On this day 250 years ago in Braintree (now Quincy), Massachusetts, Abigail Adams wrote to her husband John that she
heard yesterday that a Number of Gentlemen who were together at Cambridge thought it highly proper that a Committee of Ladies should be chosen to examine the Torys Ladies, and proceeded to the choise of 3 Mrs. [Hannah] Winthrop, Mrs. [Mercy Otis] Warren and your Humble Servant.
Sources: “Abigail Adams to John Adams, 21 April 1776,” Founders Online, National Archives, https://founders.archives.gov/documents/Adams/04-01-02-0254. [Original source: The Adams Papers, Adams Family Correspondence, vol. 1, December 1761 – May 1776, ed. Lyman H. Butterfield. Cambridge, MA: Harvard University Press, 1963, pp. 389–391.]; Roberts, Cokie, Founding Mothers: Remembering the Ladies―Empowering Stories of Heroic Women Who Changed the Course of History During the American Revolution at p. 59.

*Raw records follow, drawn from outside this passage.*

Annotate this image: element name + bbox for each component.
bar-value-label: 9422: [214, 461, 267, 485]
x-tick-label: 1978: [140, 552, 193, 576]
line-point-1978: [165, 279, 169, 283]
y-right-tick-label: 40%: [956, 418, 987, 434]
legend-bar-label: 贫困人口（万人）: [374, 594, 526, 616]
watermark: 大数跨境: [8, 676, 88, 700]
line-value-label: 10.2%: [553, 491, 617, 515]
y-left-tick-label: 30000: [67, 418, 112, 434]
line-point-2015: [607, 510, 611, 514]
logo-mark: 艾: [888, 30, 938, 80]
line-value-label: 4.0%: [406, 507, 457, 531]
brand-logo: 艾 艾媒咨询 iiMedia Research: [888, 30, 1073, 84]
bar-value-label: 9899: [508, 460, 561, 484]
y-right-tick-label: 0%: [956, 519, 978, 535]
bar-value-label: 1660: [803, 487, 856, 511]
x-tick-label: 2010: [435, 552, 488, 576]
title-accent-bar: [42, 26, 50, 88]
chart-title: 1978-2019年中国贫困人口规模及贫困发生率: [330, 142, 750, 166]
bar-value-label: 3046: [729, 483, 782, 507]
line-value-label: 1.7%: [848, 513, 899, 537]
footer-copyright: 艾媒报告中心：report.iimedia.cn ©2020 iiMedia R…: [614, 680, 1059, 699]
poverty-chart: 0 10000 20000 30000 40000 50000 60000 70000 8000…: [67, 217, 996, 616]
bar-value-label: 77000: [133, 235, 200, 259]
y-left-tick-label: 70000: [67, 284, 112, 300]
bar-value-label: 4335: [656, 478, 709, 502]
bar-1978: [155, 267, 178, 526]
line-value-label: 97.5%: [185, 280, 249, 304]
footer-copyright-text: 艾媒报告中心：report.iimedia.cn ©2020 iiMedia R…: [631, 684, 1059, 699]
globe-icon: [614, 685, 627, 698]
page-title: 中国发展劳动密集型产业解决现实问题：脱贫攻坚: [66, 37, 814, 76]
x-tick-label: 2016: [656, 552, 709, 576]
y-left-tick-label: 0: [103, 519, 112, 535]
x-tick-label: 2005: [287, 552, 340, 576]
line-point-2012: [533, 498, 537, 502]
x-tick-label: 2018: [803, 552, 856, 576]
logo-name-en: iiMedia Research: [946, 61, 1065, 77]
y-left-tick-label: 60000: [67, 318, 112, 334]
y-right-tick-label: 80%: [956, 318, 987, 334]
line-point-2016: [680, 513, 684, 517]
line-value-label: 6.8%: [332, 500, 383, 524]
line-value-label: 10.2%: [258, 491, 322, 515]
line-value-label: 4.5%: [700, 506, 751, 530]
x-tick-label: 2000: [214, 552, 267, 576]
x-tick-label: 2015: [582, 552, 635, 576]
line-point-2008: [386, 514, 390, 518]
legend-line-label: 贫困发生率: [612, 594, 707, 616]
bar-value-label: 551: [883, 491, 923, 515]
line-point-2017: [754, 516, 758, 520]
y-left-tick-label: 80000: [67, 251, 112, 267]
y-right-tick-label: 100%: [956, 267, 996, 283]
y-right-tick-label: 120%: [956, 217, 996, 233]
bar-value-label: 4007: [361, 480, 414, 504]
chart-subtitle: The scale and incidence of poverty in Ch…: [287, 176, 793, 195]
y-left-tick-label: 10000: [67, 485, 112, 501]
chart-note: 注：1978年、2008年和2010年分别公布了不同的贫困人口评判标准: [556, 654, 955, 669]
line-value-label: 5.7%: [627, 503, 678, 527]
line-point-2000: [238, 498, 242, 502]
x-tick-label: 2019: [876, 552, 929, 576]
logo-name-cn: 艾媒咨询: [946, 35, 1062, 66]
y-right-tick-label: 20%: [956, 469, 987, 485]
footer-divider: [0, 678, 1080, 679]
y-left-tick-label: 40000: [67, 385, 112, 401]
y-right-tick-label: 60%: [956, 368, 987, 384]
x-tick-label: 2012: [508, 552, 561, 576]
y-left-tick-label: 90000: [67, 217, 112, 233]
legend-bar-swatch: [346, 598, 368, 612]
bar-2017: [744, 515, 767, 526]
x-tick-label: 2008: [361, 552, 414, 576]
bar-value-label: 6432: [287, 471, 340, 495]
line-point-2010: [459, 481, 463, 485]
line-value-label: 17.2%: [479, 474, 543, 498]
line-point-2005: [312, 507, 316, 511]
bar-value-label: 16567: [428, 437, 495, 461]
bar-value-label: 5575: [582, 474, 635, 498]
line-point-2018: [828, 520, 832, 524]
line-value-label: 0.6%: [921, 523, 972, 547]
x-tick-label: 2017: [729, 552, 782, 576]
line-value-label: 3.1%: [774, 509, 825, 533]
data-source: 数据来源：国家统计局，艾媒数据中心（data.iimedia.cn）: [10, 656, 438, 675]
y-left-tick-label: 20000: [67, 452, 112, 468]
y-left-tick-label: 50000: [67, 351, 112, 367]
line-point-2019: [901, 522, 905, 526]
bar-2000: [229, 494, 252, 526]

On this day 250 years ago three miles northeast of Fort Johnson, South Carolina, the brig Comet of the South Carolina Navy under Captain Joseph Turpin with the captured prize St. James and its cargo of sugar and rum were chased by the British sloop HMS Falcon and her tender HMS General Clinton. The Comet escaped into Charlestown Harbor but the St. James ran aground on a sandbar. The Comet‘s guns drove off the General Clinton on its first attempt to seize the St. James but Captain Turpin had to order the St. James burned to prevent its capture by the British.